Now, threads evolve, so I can't say where this is going to go, but after reading through a couple pages of the What Breaks the Enchantment thread, I know sort of what I'm not exactly looking to talk about: this isn't thread isn't aiming to be about OUGHT; it's about IS.

In other words, I think the big back-and-forth about that thread ended up boiling down to how a reader responded to Tolkien and, since it was about where the enchantment (the willing suspension of disbelief) failed, it devolved into a question of whether it was the author or the reader's fault it had failed. And, don't get me wrong--it's a good thread and I kind of want to revisit some aspects of it, once I get through to the end of rereading it, but spurred on by the "protective coincidence," I want to look at something similar, it a bit reversed.
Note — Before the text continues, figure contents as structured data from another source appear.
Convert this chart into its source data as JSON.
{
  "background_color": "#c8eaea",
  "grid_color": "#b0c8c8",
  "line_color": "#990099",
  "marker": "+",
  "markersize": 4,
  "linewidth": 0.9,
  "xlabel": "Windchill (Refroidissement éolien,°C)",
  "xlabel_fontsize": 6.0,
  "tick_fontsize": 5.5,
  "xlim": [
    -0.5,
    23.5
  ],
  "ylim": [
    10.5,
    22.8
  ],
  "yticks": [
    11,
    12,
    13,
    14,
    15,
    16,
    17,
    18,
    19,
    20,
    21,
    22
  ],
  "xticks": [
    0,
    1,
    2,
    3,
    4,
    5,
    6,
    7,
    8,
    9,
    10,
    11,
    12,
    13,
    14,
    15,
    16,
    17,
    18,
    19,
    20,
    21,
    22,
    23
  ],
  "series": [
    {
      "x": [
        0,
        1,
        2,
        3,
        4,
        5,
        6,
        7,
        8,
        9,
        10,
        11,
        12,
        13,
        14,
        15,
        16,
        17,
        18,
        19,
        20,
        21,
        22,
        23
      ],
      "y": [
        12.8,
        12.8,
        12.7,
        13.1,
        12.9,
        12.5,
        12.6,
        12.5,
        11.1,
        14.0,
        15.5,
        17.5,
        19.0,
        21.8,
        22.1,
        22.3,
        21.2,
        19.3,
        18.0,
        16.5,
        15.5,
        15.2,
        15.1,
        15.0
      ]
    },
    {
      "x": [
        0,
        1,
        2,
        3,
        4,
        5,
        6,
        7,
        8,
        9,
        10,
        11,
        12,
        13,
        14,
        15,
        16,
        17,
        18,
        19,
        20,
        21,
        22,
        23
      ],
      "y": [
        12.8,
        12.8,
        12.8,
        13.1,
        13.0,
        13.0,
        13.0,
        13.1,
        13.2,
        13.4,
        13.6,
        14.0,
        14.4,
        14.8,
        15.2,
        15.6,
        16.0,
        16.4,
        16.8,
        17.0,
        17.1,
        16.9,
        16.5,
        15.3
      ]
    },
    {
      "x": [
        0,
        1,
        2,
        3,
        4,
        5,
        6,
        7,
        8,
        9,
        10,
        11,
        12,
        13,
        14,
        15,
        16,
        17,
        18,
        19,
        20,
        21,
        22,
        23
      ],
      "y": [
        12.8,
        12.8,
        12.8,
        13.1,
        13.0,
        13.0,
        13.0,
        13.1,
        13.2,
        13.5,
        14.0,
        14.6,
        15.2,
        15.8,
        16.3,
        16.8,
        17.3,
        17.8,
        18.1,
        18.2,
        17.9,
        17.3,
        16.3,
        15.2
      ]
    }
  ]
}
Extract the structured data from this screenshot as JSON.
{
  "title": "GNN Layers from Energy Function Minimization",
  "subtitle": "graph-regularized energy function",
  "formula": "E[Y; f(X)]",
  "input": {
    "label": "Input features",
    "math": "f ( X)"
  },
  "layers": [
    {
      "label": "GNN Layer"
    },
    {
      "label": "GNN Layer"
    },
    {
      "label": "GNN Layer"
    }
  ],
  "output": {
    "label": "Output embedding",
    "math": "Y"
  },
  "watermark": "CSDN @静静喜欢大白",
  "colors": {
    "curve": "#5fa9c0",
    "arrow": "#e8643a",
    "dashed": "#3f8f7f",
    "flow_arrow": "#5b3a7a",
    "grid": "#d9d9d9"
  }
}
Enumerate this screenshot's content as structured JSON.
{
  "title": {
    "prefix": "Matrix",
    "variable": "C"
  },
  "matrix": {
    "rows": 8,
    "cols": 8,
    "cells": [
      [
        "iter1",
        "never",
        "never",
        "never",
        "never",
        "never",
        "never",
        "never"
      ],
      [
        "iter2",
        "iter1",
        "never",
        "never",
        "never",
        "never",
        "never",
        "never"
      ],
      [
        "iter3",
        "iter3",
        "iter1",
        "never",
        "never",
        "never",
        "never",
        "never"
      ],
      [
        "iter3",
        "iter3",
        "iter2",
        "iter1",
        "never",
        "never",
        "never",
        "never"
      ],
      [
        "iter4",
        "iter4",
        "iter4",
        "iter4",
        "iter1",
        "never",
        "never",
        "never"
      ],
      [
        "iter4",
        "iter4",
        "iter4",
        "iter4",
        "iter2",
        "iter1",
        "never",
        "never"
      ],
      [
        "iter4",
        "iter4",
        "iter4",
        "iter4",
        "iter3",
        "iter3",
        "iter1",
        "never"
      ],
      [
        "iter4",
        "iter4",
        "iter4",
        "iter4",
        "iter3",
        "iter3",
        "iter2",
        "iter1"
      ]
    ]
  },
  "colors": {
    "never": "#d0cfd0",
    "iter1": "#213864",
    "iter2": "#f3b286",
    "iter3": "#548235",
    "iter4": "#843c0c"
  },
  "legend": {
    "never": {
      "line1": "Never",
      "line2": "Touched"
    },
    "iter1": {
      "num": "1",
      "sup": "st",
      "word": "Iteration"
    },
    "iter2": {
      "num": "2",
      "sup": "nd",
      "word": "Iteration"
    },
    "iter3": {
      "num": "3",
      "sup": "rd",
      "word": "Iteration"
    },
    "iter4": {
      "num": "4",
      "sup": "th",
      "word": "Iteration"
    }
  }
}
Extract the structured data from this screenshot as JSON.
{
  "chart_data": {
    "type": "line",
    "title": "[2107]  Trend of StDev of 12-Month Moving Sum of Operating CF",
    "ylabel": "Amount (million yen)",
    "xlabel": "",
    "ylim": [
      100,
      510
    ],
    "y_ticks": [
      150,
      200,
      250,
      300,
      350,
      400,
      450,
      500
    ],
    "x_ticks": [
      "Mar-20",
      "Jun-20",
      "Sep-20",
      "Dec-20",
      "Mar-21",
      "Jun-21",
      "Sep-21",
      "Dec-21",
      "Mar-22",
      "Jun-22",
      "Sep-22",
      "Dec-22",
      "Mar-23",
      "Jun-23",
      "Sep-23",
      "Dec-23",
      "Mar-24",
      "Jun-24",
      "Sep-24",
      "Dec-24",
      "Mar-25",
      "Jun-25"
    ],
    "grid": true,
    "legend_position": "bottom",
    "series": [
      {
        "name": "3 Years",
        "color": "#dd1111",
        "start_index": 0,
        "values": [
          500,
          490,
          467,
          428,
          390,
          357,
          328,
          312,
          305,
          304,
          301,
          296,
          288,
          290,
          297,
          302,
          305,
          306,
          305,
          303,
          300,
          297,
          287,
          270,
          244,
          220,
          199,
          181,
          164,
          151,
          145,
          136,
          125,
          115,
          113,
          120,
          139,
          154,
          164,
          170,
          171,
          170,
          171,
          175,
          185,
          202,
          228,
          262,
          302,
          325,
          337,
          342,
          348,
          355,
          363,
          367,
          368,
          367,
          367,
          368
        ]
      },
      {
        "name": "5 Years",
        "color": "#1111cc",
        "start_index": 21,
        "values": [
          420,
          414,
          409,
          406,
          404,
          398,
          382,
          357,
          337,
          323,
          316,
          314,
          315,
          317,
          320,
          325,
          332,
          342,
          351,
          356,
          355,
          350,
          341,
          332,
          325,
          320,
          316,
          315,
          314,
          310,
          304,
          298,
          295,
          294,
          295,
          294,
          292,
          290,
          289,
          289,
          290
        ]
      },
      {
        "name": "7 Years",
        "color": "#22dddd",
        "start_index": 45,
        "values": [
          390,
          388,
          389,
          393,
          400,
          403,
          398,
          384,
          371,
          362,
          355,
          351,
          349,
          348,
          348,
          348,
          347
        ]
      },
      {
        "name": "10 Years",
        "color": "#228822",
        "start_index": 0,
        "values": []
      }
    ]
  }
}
While the specifics may and probably do differ, Inziladun and I each seem to mean by "protective" that Tolkien's works have become dear to us: it is something we seek to protect; something--at least I would say--that is a part of who we are. (A parallel could no doubt be made to how the Ringbearers feel about the Ring, but hopefully this lacks the downsides.)

In my own case, I remember that a visceral part of my dislike for the movies and part of my hesitancy at joining any sort of fan community in the days before I opened up to the Barrow-downs, was that it impinged on and seemed to threaten what Middle-earth meant to me. It is at once home and family and part of the furniture of my mind. Thinking of the "what breaks the enchantment?" question is hard because, well, I can't see anything in Middle-earth objectively.

Obviously, I overcame the hesitancy about joining the 'Downs and I'll even say that the PJ movies didn't end up ruining anything and might even not be bad movies, but that core impulse beneath of fearing to expose Middle-earth to too much scrutiny because it would be exposing me to scrutiny hasn't necessarily gone away. Arguably, I've just become better at deflecting it.

An example of this in the wild--as opposed to in my head--would be about a year ago, when there were several memes taking Gandalf's words "...so do all who live to see such times, yet it is not for them to decide... etc." popping up across Facebook and it was not just a case of applicability, of "these words in this book seem to apply to this situation," but a case of "these words are familiar from these books and because they are a strength for those characters, they are a strength for [INSERT READER HERE]."

This isn't a unique issue to Tolkien. There's a lot be said, for example, about the Star Wars fans who were so torn over The Last Jedi being torn because the new interpretation of the movies clashed in some way with the internalised vision of the Star Wars timeline that had become a part of their selves in years before. But I do think Tolkien has inspired a greater amount of this sort of protectionism because his work is as good as it is: there are fewer reasons NOT to imbibe it into one's self if it is the sort of thing you like.

I don't know if all that counts as a topic-starter or if it's more of a single-post statement, but where better to talk about the conflation myself and Middle-earth than on the 'Downs?